Friday, November 22, 2013

On NL vs UL

Just for recap: a (decision) problem is in NL if some logspace-bounded nondeterministic machine can decide it. It's in UL if in addition the machine has at most one accepting path for each input. (U is for unambigous here.)

I have not that deep insight in the topic, but it seems to me that NL = UL is highly possible. However, to understand the problem statement of this post, you don't have to know anything about nondeterminism or unambiguity; it suffices to know what logspace computability means.
In order to show this it suffices to define an algorithm f that
  • takes a directed graph G=(V,E) as input;
  • assigns a positive integer weight w(e) to each edge e of G;
  • such that w(e) is bounded by some polynomial of |V|;
  • such that for each pair (s,t) of nodes with t being reachable from s there exists a unique path from s to t having minimum weight;
  • finally, f has to be computable in logspace.
E.g, without the polynomially-boundedness condition a good f could be one which assigns distinct powers of two to the edges, i.e. edge i has weight 2i.

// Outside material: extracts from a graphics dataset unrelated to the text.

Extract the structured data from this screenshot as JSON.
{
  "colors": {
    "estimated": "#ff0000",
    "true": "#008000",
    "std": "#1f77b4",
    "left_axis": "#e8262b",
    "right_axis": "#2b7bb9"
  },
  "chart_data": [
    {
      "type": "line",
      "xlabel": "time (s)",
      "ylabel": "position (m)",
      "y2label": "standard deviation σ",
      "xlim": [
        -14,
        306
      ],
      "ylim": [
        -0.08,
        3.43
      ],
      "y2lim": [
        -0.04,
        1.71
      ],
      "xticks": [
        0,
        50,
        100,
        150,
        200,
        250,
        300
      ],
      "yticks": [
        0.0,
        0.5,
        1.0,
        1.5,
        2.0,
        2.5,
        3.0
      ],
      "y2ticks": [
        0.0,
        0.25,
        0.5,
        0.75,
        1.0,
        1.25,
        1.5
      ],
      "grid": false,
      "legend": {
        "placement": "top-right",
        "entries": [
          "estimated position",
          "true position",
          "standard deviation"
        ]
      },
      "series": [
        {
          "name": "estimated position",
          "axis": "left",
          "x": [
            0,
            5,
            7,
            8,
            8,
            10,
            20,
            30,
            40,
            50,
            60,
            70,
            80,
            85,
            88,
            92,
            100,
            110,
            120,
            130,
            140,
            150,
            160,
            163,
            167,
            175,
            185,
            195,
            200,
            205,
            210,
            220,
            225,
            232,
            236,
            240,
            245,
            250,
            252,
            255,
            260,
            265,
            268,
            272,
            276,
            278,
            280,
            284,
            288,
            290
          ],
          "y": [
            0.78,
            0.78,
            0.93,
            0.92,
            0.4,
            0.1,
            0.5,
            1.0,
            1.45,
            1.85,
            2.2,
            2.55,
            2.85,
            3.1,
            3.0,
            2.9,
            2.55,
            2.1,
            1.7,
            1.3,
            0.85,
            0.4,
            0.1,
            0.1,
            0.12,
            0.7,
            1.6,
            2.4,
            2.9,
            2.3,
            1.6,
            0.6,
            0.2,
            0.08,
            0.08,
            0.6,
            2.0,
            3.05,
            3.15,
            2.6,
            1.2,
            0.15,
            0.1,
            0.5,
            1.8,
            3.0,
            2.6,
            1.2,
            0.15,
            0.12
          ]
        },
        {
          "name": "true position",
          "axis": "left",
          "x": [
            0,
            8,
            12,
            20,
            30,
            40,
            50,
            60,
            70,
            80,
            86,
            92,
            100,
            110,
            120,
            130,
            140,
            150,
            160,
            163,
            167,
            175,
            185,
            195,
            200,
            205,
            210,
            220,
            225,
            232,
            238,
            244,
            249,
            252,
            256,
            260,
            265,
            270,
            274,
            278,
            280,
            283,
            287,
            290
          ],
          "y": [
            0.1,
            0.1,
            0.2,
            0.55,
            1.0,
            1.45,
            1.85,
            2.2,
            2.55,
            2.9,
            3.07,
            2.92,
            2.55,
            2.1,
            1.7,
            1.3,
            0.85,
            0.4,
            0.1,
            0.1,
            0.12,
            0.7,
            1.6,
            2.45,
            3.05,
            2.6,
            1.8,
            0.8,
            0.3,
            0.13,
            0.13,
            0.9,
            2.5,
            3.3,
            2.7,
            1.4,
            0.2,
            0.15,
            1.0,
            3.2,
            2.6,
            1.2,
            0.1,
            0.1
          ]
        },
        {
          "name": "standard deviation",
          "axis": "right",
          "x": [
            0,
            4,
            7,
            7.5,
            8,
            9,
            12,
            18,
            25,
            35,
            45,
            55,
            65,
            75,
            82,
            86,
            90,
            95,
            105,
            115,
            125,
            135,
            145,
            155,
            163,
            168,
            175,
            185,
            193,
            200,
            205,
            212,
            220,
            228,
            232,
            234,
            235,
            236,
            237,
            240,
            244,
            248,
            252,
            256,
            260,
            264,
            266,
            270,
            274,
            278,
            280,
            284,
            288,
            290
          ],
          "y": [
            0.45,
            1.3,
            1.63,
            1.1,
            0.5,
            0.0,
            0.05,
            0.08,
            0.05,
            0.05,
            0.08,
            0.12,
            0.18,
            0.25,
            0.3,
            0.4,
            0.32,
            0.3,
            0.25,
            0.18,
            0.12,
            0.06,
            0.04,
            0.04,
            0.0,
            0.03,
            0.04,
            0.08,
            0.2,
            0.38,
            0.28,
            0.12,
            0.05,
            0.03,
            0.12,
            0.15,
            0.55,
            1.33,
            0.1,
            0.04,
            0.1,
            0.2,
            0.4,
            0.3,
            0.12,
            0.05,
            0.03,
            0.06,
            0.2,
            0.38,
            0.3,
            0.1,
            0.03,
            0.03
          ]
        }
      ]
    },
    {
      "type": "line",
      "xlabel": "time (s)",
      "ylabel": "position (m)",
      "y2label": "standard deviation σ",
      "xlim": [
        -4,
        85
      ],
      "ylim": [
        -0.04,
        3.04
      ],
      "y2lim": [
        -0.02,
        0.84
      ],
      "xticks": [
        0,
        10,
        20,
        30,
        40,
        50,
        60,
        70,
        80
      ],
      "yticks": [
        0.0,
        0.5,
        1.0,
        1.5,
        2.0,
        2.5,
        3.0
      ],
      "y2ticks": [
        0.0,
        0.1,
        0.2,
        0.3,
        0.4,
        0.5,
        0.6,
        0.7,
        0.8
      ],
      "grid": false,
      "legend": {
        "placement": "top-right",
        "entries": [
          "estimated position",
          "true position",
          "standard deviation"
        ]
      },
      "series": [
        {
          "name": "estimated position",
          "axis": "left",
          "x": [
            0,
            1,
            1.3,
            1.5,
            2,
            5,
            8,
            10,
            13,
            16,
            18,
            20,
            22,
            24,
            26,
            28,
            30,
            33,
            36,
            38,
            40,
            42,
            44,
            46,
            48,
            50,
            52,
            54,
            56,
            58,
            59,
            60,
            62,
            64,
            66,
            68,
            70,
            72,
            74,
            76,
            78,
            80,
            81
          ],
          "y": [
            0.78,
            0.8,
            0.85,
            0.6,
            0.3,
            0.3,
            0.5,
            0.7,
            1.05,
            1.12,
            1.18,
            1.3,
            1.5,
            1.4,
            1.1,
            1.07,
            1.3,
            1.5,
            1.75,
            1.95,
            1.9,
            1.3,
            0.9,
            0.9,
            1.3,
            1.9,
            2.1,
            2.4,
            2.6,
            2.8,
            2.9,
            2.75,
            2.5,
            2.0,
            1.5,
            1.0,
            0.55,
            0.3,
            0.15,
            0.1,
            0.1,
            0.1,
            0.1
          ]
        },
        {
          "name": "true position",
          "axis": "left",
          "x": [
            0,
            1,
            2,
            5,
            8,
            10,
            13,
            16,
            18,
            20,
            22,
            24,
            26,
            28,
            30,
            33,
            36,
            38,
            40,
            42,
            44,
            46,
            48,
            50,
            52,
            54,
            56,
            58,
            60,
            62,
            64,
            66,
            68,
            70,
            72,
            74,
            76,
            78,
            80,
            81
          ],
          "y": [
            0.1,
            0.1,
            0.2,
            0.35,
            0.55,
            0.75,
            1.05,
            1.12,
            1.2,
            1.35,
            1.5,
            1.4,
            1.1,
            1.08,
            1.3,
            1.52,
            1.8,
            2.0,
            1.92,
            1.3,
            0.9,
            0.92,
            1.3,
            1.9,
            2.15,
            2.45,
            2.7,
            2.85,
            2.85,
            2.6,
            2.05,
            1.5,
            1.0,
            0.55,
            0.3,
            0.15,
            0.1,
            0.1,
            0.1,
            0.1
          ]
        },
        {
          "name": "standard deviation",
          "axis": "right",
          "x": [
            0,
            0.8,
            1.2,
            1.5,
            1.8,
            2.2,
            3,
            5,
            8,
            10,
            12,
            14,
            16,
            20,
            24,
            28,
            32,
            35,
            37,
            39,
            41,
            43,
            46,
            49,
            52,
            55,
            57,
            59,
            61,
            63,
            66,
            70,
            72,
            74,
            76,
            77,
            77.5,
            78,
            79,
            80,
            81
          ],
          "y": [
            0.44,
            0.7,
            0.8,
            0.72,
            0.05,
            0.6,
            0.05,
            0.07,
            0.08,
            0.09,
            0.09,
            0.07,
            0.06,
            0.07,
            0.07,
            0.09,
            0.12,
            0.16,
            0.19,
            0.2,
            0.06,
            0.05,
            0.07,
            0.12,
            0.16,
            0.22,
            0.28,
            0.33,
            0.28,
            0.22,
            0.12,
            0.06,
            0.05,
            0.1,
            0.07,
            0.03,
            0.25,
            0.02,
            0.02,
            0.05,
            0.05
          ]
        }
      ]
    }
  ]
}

The thing would work since the "min-unique" problem (given (G,s,t), say "yes" if t is reachable from s via a unique path, say "no" if t is not rechable from s at all, say anything if there are more s-t paths) is in UL and UL is closed under logspace reductions, thus one has "only" to reduce the NL-complete reachability problem (in dags, or in strictly layered graphs, whatever) to min-uniqueness. Having these weights in logspace, each weighted edge e can be replaced by a path of length w(e), concluding the reduction.

For more details see Raghunath Tewari's PhD dissertation from 2011.